Тело вздрогнуло само — рывок, спазм, потом волна. Слезы хлынули без звука, растворяя в себе гнев, страх, пустоту. Он не стал обнимать, просто держал руку на моих спутанных волосах, пока я тряслась, как загнанный зверь.
— Он... вернётся, — соврал Харрис, и я поняла — он знает. Знает, что Адлер не вернётся. Но эта ложь была сладкой, как яд.
Я уткнулась лбом в его плечо, вдыхая запах чужого раскаяния. Его сердце билось ровно, как метроном. Над нами висела тишина, тяжелая, как приговор.
А потом он достал из кармана конфету — мятную, смятую. Ту самую, что я любила в детстве.
— Помнишь? — спросил он, разворачивая фантик. — Ты тогда чуть зуб не сломала.
Я кивнула, хотя не помнила. Взяла конфету. Сахар обжёг язык, мята ударила в нос. Выжила.
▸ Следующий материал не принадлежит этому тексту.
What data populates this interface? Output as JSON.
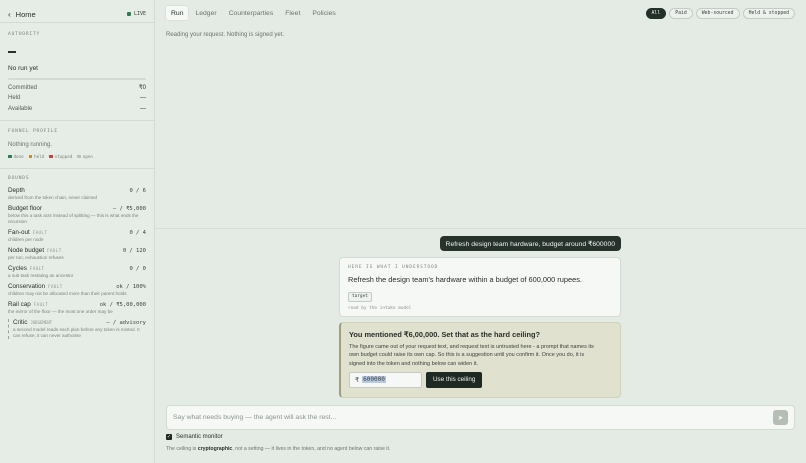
{
  "sidebar": {
    "home_label": "Home",
    "live_label": "LIVE",
    "authority": {
      "heading": "AUTHORITY",
      "status": "No run yet",
      "committed_label": "Committed",
      "committed_value": "₹0",
      "held_label": "Held",
      "held_value": "—",
      "available_label": "Available",
      "available_value": "—"
    },
    "funnel": {
      "heading": "FUNNEL PROFILE",
      "status": "Nothing running.",
      "legend": [
        {
          "label": "done",
          "color": "#2f7a50"
        },
        {
          "label": "held",
          "color": "#c98a2a"
        },
        {
          "label": "stopped",
          "color": "#c0443a"
        },
        {
          "label": "open",
          "color": "#b9c2b9"
        }
      ]
    },
    "bounds": {
      "heading": "BOUNDS",
      "items": [
        {
          "label": "Depth",
          "tag": "",
          "value": "0 / 6",
          "desc": "derived from the token chain, never claimed"
        },
        {
          "label": "Budget floor",
          "tag": "",
          "value": "— / ₹5,000",
          "desc": "below this a task acts instead of splitting — this is what ends the recursion"
        },
        {
          "label": "Fan-out",
          "tag": "FAULT",
          "value": "0 / 4",
          "desc": "children per node"
        },
        {
          "label": "Node budget",
          "tag": "FAULT",
          "value": "0 / 120",
          "desc": "per run; exhaustion refuses"
        },
        {
          "label": "Cycles",
          "tag": "FAULT",
          "value": "0 / 0",
          "desc": "a sub-task restating an ancestor"
        },
        {
          "label": "Conservation",
          "tag": "FAULT",
          "value": "ok / 100%",
          "desc": "children may not be allocated more than their parent holds"
        },
        {
          "label": "Rail cap",
          "tag": "FAULT",
          "value": "ok / ₹5,00,000",
          "desc": "the mirror of the floor — the most one order may be"
        }
      ],
      "critic": {
        "label": "Critic",
        "tag": "JUDGEMENT",
        "value": "— / advisory",
        "desc": "a second model reads each plan before any token is minted. It can refuse; it can never authorise"
      }
    }
  },
  "main": {
    "tabs": [
      "Run",
      "Ledger",
      "Counterparties",
      "Fleet",
      "Policies"
    ],
    "active_tab": "Run",
    "filters": [
      "All",
      "Paid",
      "Web-sourced",
      "Held & stopped"
    ],
    "status_line": "Reading your request. Nothing is signed yet.",
    "user_message": "Refresh design team hardware, budget around ₹600000",
    "understood": {
      "label": "HERE IS WHAT I UNDERSTOOD",
      "text": "Refresh the design team's hardware within a budget of 600,000 rupees.",
      "tag": "target",
      "read_by": "read by the intake model"
    },
    "ceiling": {
      "question": "You mentioned ₹6,00,000. Set that as the hard ceiling?",
      "explanation": "The figure came out of your request text, and request text is untrusted here - a prompt that names its own budget could raise its own cap. So this is a suggestion until you confirm it. Once you do, it is signed into the token and nothing below can widen it.",
      "currency": "₹",
      "amount": "600000",
      "button": "Use this ceiling"
    },
    "composer_placeholder": "Say what needs buying — the agent will ask the rest...",
    "monitor_label": "Semantic monitor",
    "note_prefix": "The ceiling is ",
    "note_bold": "cryptographic",
    "note_suffix": ", not a setting — it lives in the token, and no agent below can raise it."
  }
}
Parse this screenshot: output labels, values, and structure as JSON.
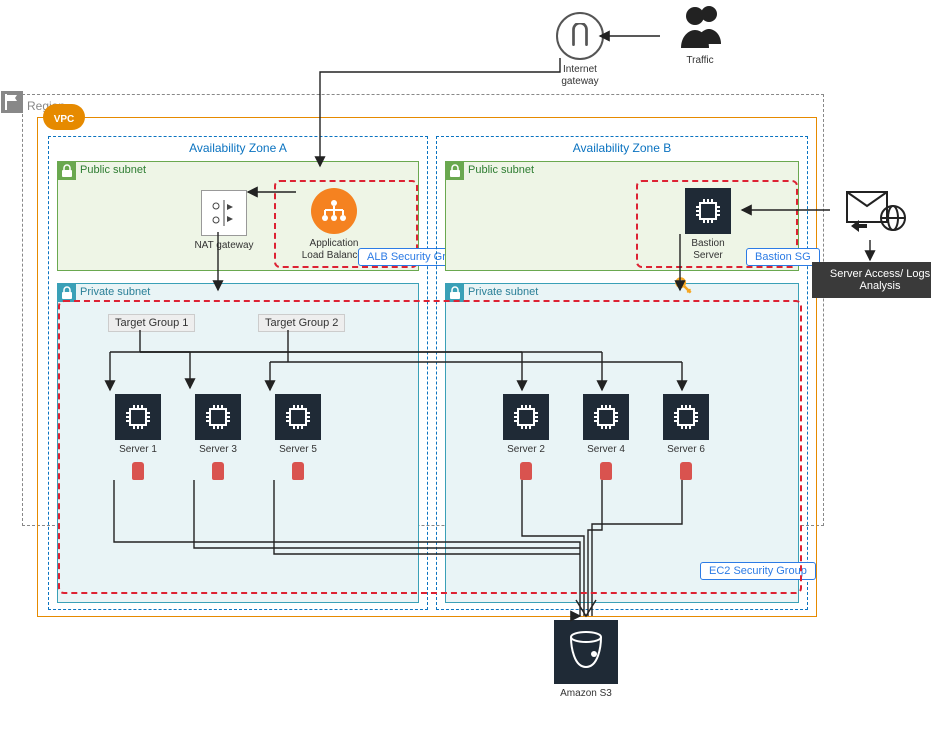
{
  "top": {
    "igw": "Internet\ngateway",
    "traffic": "Traffic"
  },
  "region": {
    "label": "Region",
    "vpc": "VPC"
  },
  "az": {
    "a": "Availability Zone A",
    "b": "Availability Zone B"
  },
  "subnets": {
    "publicA": "Public subnet",
    "publicB": "Public subnet",
    "privateA": "Private subnet",
    "privateB": "Private subnet"
  },
  "alb": {
    "label": "Application\nLoad Balancer",
    "sg": "ALB Security Group"
  },
  "nat": "NAT gateway",
  "bastion": {
    "label": "Bastion\nServer",
    "sg": "Bastion SG"
  },
  "tg": {
    "1": "Target Group 1",
    "2": "Target Group 2"
  },
  "servers": {
    "s1": "Server 1",
    "s2": "Server 2",
    "s3": "Server 3",
    "s4": "Server 4",
    "s5": "Server 5",
    "s6": "Server 6"
  },
  "ec2_sg": "EC2 Security Group",
  "s3": "Amazon S3",
  "external": {
    "logs": "Server Access/ Logs\nAnalysis"
  }
}
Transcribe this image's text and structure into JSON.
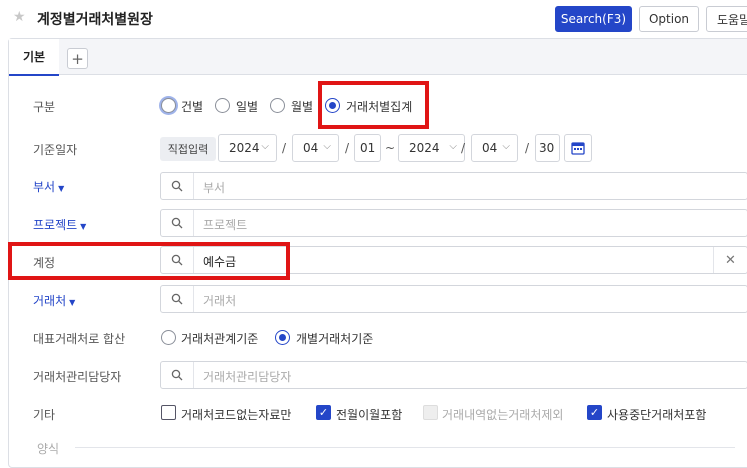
{
  "header": {
    "title": "계정별거래처별원장",
    "search_label": "Search(F3)",
    "option_label": "Option",
    "help_label": "도움말"
  },
  "tabs": {
    "basic": "기본",
    "add": "+"
  },
  "form": {
    "category": {
      "label": "구분",
      "options": [
        "건별",
        "일별",
        "월별",
        "거래처별집계"
      ],
      "selected": "거래처별집계"
    },
    "date": {
      "label": "기준일자",
      "mode": "직접입력",
      "from": {
        "year": "2024",
        "month": "04",
        "day": "01"
      },
      "tilde": "~",
      "to": {
        "year": "2024",
        "month": "04",
        "day": "30"
      },
      "slash": "/"
    },
    "department": {
      "label": "부서",
      "placeholder": "부서"
    },
    "project": {
      "label": "프로젝트",
      "placeholder": "프로젝트"
    },
    "account": {
      "label": "계정",
      "value": "예수금"
    },
    "client": {
      "label": "거래처",
      "placeholder": "거래처"
    },
    "rep_client": {
      "label": "대표거래처로 합산",
      "options": [
        "거래처관계기준",
        "개별거래처기준"
      ],
      "selected": "개별거래처기준"
    },
    "manager": {
      "label": "거래처관리담당자",
      "placeholder": "거래처관리담당자"
    },
    "etc": {
      "label": "기타",
      "options": [
        {
          "label": "거래처코드없는자료만",
          "checked": false,
          "disabled": false
        },
        {
          "label": "전월이월포함",
          "checked": true,
          "disabled": false
        },
        {
          "label": "거래내역없는거래처제외",
          "checked": false,
          "disabled": true
        },
        {
          "label": "사용중단거래처포함",
          "checked": true,
          "disabled": false
        }
      ]
    },
    "format": {
      "label": "양식"
    }
  },
  "colors": {
    "primary": "#2446c8",
    "highlight": "#e01515"
  }
}
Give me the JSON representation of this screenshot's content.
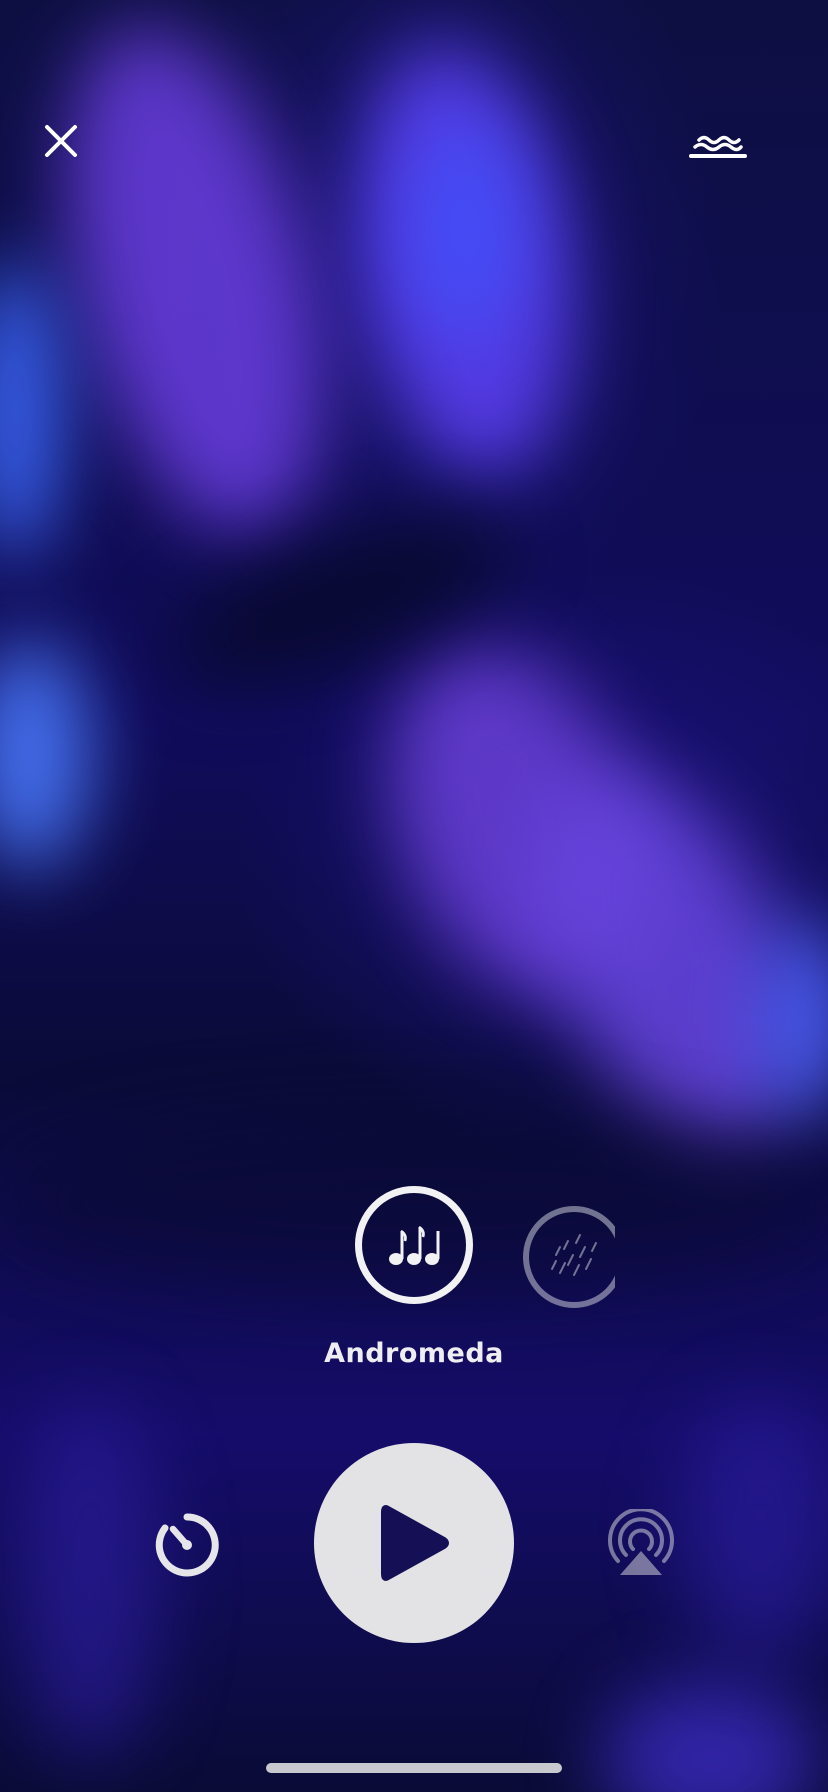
{
  "header": {
    "close_icon": "close-icon",
    "waves_icon": "waves-icon"
  },
  "sounds": {
    "active": {
      "label": "Andromeda",
      "icon": "music-notes-icon"
    },
    "next": {
      "icon": "rain-icon"
    }
  },
  "controls": {
    "timer_icon": "timer-icon",
    "play_icon": "play-icon",
    "airplay_icon": "airplay-icon"
  },
  "colors": {
    "background": "#120c5e",
    "accent": "#6a40e0",
    "foreground": "#f2f2f4",
    "play_button": "#e3e3e6",
    "play_glyph": "#150f55"
  }
}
Он ушёл под утро, оставив на полу следы талого снега и пустой стакан. А я доползла до кровати, сжимая в кулаке фантик.
Снился Адлер. Но на этот раз он не уезжал — стоял на краю обрыва, кричал что-то, но ветер уносил слова. Я проснулась с его именем на губах и солевой коркой на щеках.
За окном плыл рассвет. Розовый, хрупкий. Как обещание.
Харрис вернулся утром с тарелкой овсянки. Молча сел у двери, пока я ковыряла ложкой в каше.
— Съешь хоть ложку, — сказал он, и это не было приказом.
Я съела. Потом еще одну. Он не улыбнулся, но глаза смягчились.
Адам звонил. Харрис выключил телефон.
— Больше он не придёт, — бросил он в тишину, и я поняла — это не про Адама.